Student loans and grants should be eliminated, the responsibility relegated to the private sector.
And I found something curious on page 323 of Project 2025’s Mandate for Leadership. This is one of the Heritage Foundation’s stated principles when it comes to education: “Stopping executive overreach. Congress should set policy—not Presidents through pen-and-phone executive orders.”
Come again now? We shouldn’t have executive overreach? Isn’t that like… exactly the opposite of the unitary executive theory set forth in much of the rest of the document? So a president should be able to set policy when it comes to everything but education? I’m confused — Project 2025 is openly contradicting its stated principles.
I did find something that I, and most educators I know, would agree with. Project 2025 wants to reduce bureaucratic red tape and make it so educators can spend more time educating.
They cite one report that estimates that school staff (support staff, administration, and classroom educators) spend 50 million hours nationwide on paperwork just to get their federal education funding.
Freeing up the time of educators to actually do what they do best? I’m all for that.
Project 2025 calls the National Education Association (the largest teacher’s union in the country), a “radical special interest group” who should have its Congressional charter removed. According to the National Center for Education Statistics, nearly 70% of teachers belong to a union.
Calling educators the “woke education cartel” and a “radical special interest group,” when the overwhelming majority are working for a paltry sum under incredibly challenging conditions for the sole reason of caring about children is a slap in the face.
As a longtime classroom teacher, this is a topic with which I am intimately familiar.
The plan also calls for eliminating Public Service Loan Forgiveness and for taxpayer money being sent directly to private schools, including private religious schools.
Gutting public education is disrespectful to educators, because teacher working conditions are student learning conditions.
When you disrespect educators, you disrespect the children they teach.
There is no army of highly qualified teachers waiting in the wings, just crossing their fingers for tens of thousands of positions to open up when existing employees exit the profession from a lack of support and resources.
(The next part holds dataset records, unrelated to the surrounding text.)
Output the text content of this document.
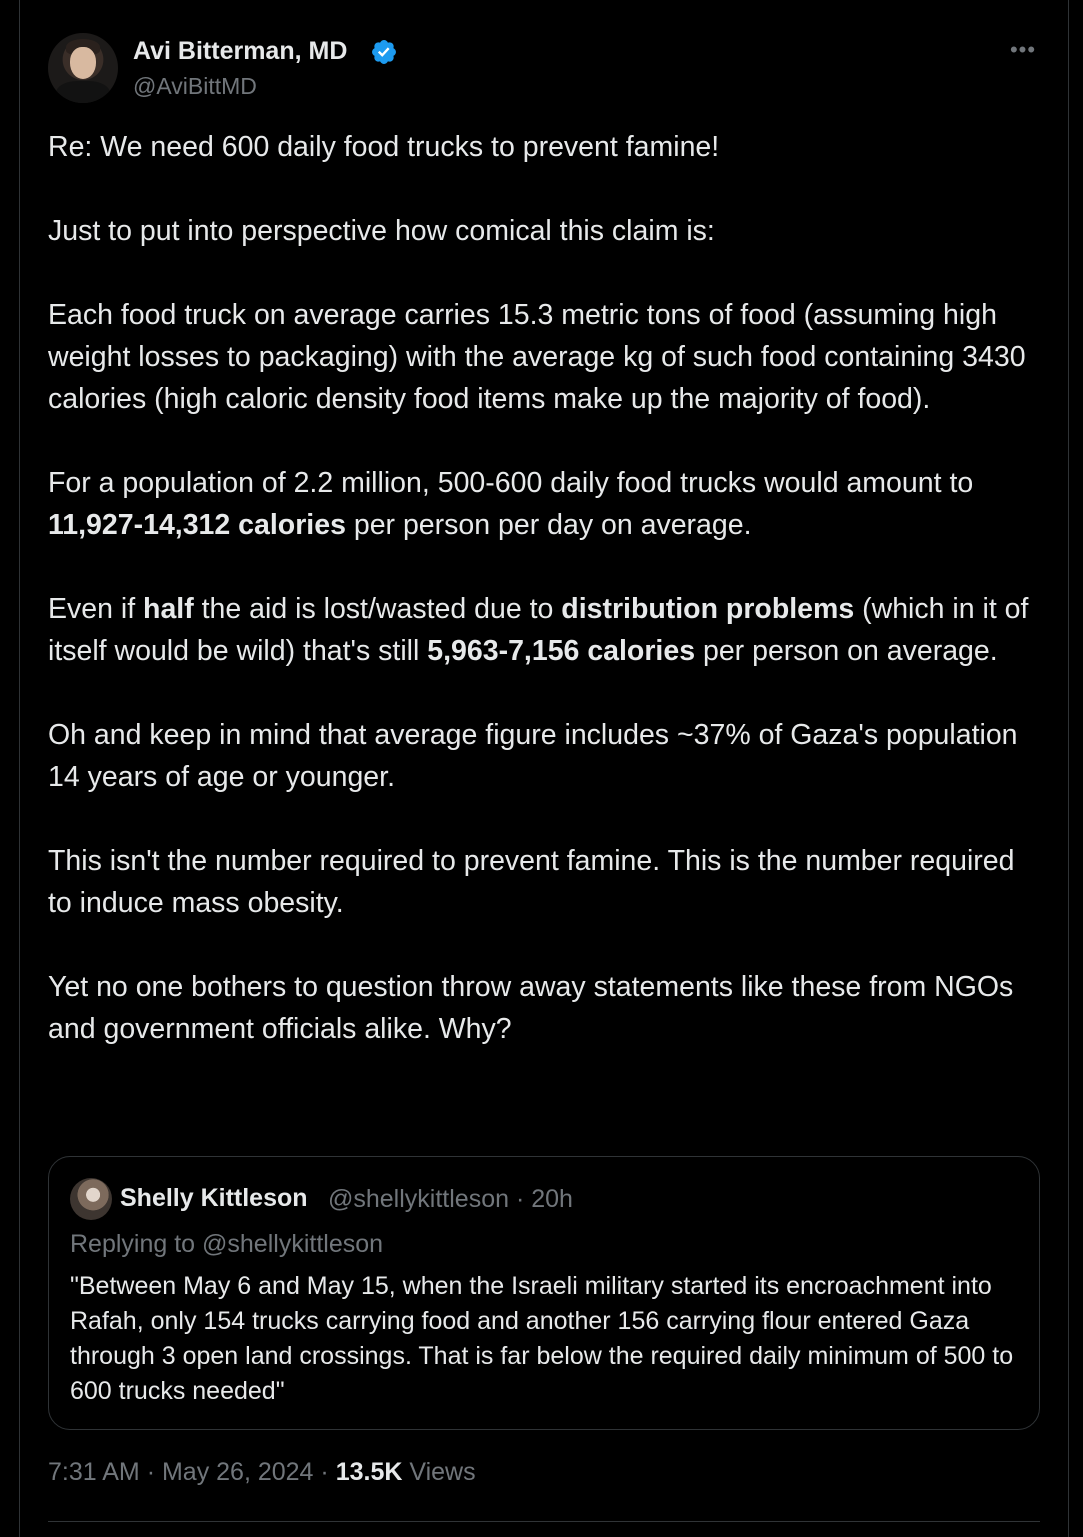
Avi Bitterman, MD
@AviBittMD
•••

Re: We need 600 daily food trucks to prevent famine!

Just to put into perspective how comical this claim is:

Each food truck on average carries 15.3 metric tons of food (assuming high weight losses to packaging) with the average kg of such food containing 3430 calories (high caloric density food items make up the majority of food).

For a population of 2.2 million, 500-600 daily food trucks would amount to 11,927-14,312 calories per person per day on average.

Even if half the aid is lost/wasted due to distribution problems (which in it of itself would be wild) that's still 5,963-7,156 calories per person on average.

Oh and keep in mind that average figure includes ~37% of Gaza's population 14 years of age or younger.

This isn't the number required to prevent famine. This is the number required to induce mass obesity.

Yet no one bothers to question throw away statements like these from NGOs and government officials alike. Why?

Shelly Kittleson @shellykittleson · 20h
Replying to @shellykittleson
"Between May 6 and May 15, when the Israeli military started its encroachment into Rafah, only 154 trucks carrying food and another 156 carrying flour entered Gaza through 3 open land crossings. That is far below the required daily minimum of 500 to 600 trucks needed"
7:31 AM · May 26, 2024 · 13.5K Views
Listen, the proposals Project 2025 puts forward are sweeping. I’ve only covered about 25% of what is in this document, and we’re on our 4th installment.
I would love to hear from you in the comments: do you want more installments? Or are you at the point where you feel like, “I’ve seen what I needed to see, I get it, thank you.” We’re in this together. I want to make sure this newsletter is delivering content that is valuable to you.
I don’t work for a corporate news organization, nor do I have investors. This publication is entirely supported by people like you. Thank you for being here, and please feel free to forward this to someone who might be interested.
I’ve seen what I needed to see AND I need this to be continued. Lord knows I’ll need all the info I can get to help people understand why project 2025 is actually the threat to democracy.
I’ve seen enough. We have enough wasted time and inefficiency each time a new presidential administration comes in, just with the political appointees getting things up and running. Can you imagine the chaos that would ensue if we got rid of career civil servants with their vast institutional knowledge and experience of how their agencies run and replaced them with political appointees, whose only qualifications might be loyalty to the President or party? No thanks.